Have you ever considered a people-centric security strategy?

By Tom Scholtz

People-centric security represents a major departure from conventional security strategies, but reflects the reality that current security approaches are increasingly difficult to manage in a digital environment

Some of you may have tried implementing a people-centric security (PCS) strategy and faced opposition from some business leaders and security and risk professionals. But, how would they react now if they knew that by 2019, digital business adoption will compel 30 percent of organisations to implement PCS strategies – up from less than 5 percent in 2014?

PCS is a strategic approach to information security that emphasises individual accountability and trust, and de-emphasises restrictive, preventive security controls.

“PCS represents a major departure from conventional security strategies, but reflects the reality that current security approaches are increasingly difficult to manage in a digital environment,” saidTom Scholtz, vice president and Gartner Fellow.

Can those perplexed business people be persuaded to consider a PCS in a near future? Here’s a scenario that can take place with a PCS strategy.

The subject is an international group of companies that manufacture high-technology products for various sectors. It consists of multiple global businesses, with major operations in Europe, the U.S. and Asia.

The organisation has a group IT function to provide connectivity services for all the organisation’s subsidiaries. Subsidiaries manage their own systems and applications with their own IT staff. The IT team supports the global WAN and perimeter security, and also provides security and risk services to the subsidiaries.

Until early 2013, the IT team tried to enforce a very orthodox security strategy on the organization.

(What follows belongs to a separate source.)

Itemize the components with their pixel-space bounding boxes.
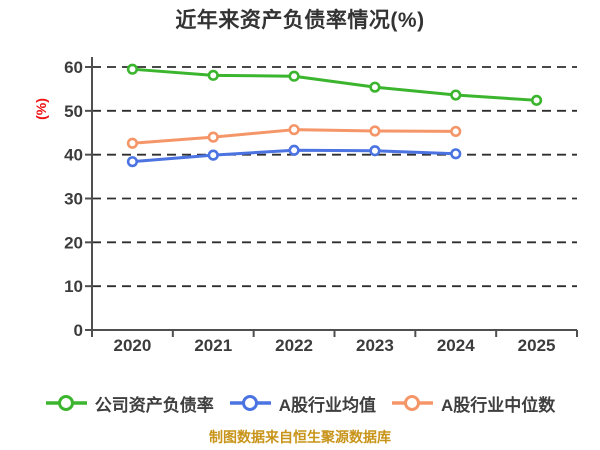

It created strict policies, rules and controls that all subsidiaries were expected to follow. Given the culture of the organisation, this approach was not very successful.

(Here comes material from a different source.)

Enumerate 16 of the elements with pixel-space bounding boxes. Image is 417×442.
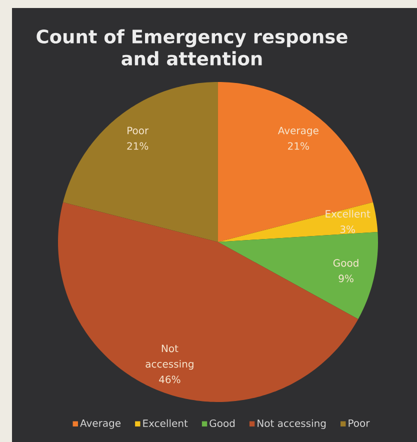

The group’s CIO realised that something had to change, and started exploring alternative approaches that would be more suitable to the organisation’s autonomous culture and structure. He opted for a PCS strategy that was based on trust.

The trust-based security strategy empowered decision makers within the enterprise’s subsidiaries to make their own risk-based decisions. In essence, it was up to the subsidiaries to make most security control decisions, with appropriate support and guidance from group’s IT team. This enabled a more collaborative approach that is much more aligned with the organisation’s culture to minimise risk and maximise the use of a wide variety of IT services. This was in stark contrast to the previous policy-based dictatorial approach.

The IT team continued to develop and improve its security education program to support the trust-based strategy. In parallel, the group’s CIO reached out individually, via email, to every managing director or president of every subsidiary, outlining the proposed new approach. The rollout of the new strategy was followed up with regular joint strategy review meetings between group’s IT team and subsidiary executives.

From a security perspective, the IT team is now seen more as a strategic partner by the subsidiaries, rather than an obstacle. The subsidiaries make their own risk-based security decisions, guided by the principles and core standards, with the IT team providing appropriate advice. IT also gets invited much more frequently to support the subsidiaries with their risk decisions. The overall result is that security risk management in the enterprise has improved because:

-- IT, as a corporate function, now has much better insight into the overall risk position of the enterprise.

-- The collaborative approach enables the subsidiaries to make improved risk decisions.

Lessons Learned

The culture of the organisation was a key enabler for the trust-based approach, as was visible executive support. Care had been taken to ensure that the company did not fail in its standard of due care in various regulatory requirements. Ongoing communication was also vital, not just to overcome the objections of the few IT managers, but also to maintaining the ongoing impetus of the strategy.

Overall, security and risk leaders must carefully consider whether PCS is appropriate for their organization and ensure that the appropriate enterprise environment exists for PCS. PCS is not a tool for initiating cultural change.

The author is vice president and Gartner Fellow.